Именно на такой сорт людей нацелено острие пелевинского сарказма - не удивительно, что у них не появилось желание его за это наградить. Парадокс заключается в том, что литературу, которая ставит своей целью освежить нравственный и культурный ландшафт эпохи, судят и оценивают именно те люди, которых она хочет отодвинуть в сторону - которых она демонстративно игнорирует. Как, извините, члены букеровского жюри могли бы оценить Пелевина, если у них попросту отсутствуют те душевные струны, те измерения сознания, на которые рассчитаны его тексты? Впрочем, вряд ли у них получится и дальше игнорировать многообразие современной культуры, - рано или поздно им придется покинуть "зал суда" и ограничиться выполнением более скромной, но зато полезной и оправданной миссии архивариусов и музейных работников. Сейчас происходит очередная смена литературных эпох, и, как обычно это бывает, из множества имен литературных экспериментаторов на первый план должно выйти три-четыре имени, которые правильно угадали набор душевных струн нового читателя и которые будут задавать лицо литературы на последующие несколько десятилетий. Очень похоже, что Пелевин - не просто один из многих, а именно такой классик следующей литературной эпохи.
Все остальные деяния людей служат сохранению или облегчению нашего существования, только не творения гения: они существуют ради самих себя, и в этом смысле в них надо видеть цветок, или чистый доход бытия. Поэтому, когда мы наслаждаемся ими, сердце наше наполняется радостью, мы поднимаемся из тяжкой атмосферы земных потребностей. (Шопенгауэр)

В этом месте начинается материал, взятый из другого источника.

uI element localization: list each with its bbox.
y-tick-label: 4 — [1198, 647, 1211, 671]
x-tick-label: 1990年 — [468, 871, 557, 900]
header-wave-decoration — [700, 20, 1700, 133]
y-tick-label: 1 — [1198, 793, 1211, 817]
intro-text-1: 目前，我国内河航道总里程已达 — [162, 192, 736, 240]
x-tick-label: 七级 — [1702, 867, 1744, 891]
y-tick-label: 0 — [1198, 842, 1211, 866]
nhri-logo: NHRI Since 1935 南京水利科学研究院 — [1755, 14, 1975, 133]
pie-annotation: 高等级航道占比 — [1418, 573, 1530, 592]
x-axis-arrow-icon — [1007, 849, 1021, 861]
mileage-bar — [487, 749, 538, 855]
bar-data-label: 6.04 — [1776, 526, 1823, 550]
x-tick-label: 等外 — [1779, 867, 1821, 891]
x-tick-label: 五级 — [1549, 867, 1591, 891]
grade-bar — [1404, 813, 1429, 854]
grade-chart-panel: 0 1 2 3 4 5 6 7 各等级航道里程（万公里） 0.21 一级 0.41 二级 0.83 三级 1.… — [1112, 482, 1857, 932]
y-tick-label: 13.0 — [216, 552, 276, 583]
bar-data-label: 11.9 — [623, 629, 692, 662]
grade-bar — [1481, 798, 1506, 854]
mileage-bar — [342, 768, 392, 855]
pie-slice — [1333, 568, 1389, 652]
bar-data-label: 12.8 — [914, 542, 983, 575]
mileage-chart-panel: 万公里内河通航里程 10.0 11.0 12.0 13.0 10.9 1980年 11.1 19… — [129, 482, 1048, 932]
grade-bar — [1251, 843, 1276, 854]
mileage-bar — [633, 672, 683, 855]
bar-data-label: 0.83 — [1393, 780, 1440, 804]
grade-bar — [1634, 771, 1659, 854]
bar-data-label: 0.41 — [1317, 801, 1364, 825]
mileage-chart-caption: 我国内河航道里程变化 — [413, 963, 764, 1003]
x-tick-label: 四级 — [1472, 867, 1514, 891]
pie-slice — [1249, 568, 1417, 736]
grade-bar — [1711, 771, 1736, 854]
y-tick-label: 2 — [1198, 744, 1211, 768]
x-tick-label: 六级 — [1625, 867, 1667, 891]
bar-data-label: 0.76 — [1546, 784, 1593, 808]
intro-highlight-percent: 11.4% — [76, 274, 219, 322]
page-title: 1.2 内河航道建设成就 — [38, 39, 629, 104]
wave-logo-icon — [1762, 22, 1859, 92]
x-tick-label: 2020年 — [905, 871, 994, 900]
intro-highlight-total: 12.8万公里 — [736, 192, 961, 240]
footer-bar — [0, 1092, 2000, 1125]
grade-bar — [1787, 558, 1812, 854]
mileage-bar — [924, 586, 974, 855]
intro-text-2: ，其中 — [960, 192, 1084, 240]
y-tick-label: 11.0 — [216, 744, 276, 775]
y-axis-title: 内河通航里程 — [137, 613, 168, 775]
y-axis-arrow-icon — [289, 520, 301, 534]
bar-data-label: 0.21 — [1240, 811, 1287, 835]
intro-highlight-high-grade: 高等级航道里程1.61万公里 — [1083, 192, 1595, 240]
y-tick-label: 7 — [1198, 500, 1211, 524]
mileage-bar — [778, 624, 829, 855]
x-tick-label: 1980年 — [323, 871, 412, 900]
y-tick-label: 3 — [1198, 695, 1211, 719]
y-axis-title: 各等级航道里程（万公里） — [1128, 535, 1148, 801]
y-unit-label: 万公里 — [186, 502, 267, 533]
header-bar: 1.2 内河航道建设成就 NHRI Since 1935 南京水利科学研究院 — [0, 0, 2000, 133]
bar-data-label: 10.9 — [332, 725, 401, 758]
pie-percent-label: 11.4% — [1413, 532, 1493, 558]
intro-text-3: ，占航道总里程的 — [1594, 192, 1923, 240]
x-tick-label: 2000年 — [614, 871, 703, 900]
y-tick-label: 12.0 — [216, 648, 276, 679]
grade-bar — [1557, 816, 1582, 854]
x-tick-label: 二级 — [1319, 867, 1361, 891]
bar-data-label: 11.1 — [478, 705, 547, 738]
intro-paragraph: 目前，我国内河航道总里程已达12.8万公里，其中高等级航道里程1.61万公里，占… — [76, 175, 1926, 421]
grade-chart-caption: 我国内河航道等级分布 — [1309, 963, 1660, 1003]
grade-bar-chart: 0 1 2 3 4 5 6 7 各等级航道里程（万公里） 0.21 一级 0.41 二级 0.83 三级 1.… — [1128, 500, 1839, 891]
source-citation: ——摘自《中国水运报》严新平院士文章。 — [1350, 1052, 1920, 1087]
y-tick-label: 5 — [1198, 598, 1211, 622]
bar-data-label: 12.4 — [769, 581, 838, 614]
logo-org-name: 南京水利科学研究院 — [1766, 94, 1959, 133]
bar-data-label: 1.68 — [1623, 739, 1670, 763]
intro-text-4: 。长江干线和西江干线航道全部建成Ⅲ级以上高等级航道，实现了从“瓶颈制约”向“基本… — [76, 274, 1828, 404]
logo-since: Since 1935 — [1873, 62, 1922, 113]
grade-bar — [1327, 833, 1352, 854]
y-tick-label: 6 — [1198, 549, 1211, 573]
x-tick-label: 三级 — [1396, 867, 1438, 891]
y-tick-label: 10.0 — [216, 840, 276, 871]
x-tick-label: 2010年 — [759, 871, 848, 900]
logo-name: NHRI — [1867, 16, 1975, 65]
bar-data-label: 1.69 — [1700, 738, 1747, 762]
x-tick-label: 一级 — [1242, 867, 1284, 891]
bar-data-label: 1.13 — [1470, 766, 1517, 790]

Есть еще одна причина, объясняющая неприятие Пелевина теми, кто ориентирован на классическое наследие. Дело в том, что в отечественном сознании существует резкое противопоставление "развлекательной" и "серьезной" литературы. Во многом это следствие типичного для русской культуры размежевания между сакральным и смешным. Хотя ирония, сатира, гротеск, сарказм, игра воображения допускаются, конечно, и в серьезной литературе, но в ней они обязательно играют либо второстепенную, либо социально-обличительную функцию (как у Гоголя и Щедрина). Когда же ирония и интеллектуальная игра составляют костяк произведения и используются в том числе и применительно к позитивному содержанию, к ценностям сакрального характера, - такая литература обычно переводится в разряд "несерьезной", фантастической, а то и нравственно-сомнительной. Русским писателям приходилось обходить эту ситуацию при помощи разных суррогатных приемов. Так, Достоевский, который часто пускался в рискованные эксперименты, в одних случаях помещал их в контекст "обличительного критицизма" (пример - "разъясняющее" предисловие к "Запискам из подполья"), в других случаях (скажем, "Братья Карамазовы") перекрывал потоком "нравственного пафоса", чуть ли не прямой моральной проповедью от первого лица.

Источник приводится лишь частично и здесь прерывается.